Furthermore, psychologists are now producing research which tells us what common observation has taught humans for decades–that these tests have little to do with the likelihood of success or failure in life’s work. Multiple-choice, standardized tests do not test, nor do they purport to test, the student’s judgment, experience, creativity, imagination, idealism, determination or stamina.

Tests, which measure practical intelligence or what psychology professor, Seymour Epstein, calls “Constructive thinking”-the ability to respond effectively to various situations in life-can predict success far better than the multiple-choice tests do. The ability to persuade, the quality of self-confidence, the trait of resiliency in handling problems, the tendency to seek concrete and varied information, the desire to confront people directly when problems arise, an ability to motivate, mobilize and involve subordinates in challenging work, a refusal to procrastinate–these are some elements of practical intelligence.

Another educational movement called “critical-thinking” is busy also rediscovering and refining old knowledge. The thesis of these educational scholars is that schools should teach thinking about the issues raised by the information the students are presumably absorbing.

Dr. Heidi Jacobs, a professor at Columbia University, says: “It’s not just the ability to remember things and feed them back on tests that determines how well you’re going to do in life. It’s the ability to solve problems and reflect and to, in fact, think critically.” Yet, she adds, four out of five questions in class are designed simply to have students recall information.

States have heeded this critical-thinking movement and have retrained teachers and revised curriculums as a result. Three years ago, the California State University system started requiring its one million students to take a course in thinking critically, reports the New York Times.

Other educators are touting the ancient belief that writing improves thinking and learning and, therefore, students ought to write more.

If all these sensible trends are underway, why is the multiple-choice test business booming from kindergarten through elementary school, high school, college, graduate school and pre-licensing examinations for dozens of trades and professions?
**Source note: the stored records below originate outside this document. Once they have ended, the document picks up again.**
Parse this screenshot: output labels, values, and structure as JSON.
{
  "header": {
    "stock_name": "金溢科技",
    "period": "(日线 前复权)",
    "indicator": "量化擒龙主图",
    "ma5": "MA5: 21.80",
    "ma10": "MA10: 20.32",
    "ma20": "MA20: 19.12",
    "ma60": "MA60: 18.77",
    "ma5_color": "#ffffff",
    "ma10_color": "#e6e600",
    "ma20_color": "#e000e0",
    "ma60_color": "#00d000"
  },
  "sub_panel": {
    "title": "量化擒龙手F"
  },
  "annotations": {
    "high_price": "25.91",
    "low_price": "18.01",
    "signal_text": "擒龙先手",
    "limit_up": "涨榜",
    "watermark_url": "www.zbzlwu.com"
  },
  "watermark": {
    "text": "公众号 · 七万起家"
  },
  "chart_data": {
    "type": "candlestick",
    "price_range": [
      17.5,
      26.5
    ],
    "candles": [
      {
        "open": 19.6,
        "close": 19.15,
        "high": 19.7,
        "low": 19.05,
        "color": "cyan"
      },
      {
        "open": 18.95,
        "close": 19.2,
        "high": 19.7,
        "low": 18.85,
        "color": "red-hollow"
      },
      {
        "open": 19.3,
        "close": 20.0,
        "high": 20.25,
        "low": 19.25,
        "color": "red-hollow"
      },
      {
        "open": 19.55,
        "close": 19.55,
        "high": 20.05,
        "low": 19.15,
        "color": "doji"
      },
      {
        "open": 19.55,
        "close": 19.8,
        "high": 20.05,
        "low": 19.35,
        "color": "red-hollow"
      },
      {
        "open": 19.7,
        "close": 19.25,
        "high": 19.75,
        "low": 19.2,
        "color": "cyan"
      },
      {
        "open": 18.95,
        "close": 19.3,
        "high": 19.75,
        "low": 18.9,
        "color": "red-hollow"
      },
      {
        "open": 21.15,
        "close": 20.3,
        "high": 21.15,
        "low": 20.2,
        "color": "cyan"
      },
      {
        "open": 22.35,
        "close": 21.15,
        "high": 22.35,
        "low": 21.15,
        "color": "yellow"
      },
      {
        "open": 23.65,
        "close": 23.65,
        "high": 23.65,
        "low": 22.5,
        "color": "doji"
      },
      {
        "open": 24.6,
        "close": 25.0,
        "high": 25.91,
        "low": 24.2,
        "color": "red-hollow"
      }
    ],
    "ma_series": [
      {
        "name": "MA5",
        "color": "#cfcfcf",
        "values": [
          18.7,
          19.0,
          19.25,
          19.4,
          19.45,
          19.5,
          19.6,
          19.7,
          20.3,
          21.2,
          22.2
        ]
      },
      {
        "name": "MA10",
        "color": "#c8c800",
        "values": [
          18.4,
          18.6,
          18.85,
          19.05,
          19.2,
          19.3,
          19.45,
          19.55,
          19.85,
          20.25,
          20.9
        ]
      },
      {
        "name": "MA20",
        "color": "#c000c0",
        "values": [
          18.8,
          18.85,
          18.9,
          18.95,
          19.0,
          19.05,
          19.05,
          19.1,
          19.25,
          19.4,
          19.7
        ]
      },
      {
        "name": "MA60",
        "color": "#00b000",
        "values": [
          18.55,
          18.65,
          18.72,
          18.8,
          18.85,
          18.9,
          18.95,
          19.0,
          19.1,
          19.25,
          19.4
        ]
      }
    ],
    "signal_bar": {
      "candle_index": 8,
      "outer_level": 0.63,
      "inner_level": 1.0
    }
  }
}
If these multiple-choice tests have little predictive value for future academic performance, except future multiple-choice tests, and if they have little or nothing to do with success in life, why is this type of testing epidemic continuing?

Because, for one thing, these tests have become part of the measurement of schools, school districts, and state school systems with one another. Politician’s campaign for election or re-election pointing to the rise or fall of average test scores as reflective of educational achievement. In short, while the best educational thinking for the students is arguing away from this kind of testing, the pressures for measurement, however superficial, have taken over and made these tests more entrenched than ever.

When we released our report on the Educational Testing Service and its tests in 1980, we believed that the critique of these tests, facilitated by state truth-in-testing laws (such as in New York state) would reduce the number of colleges heavily weighing or requiring such tests as pre-requisites to considering students for admission. This in fact, is beginning to happen.

What we did not contemplate is how deeply embedded the fetish for numerical comparisons would become in that sprawling world known as the politics of education. In the meantime, woe the poor student!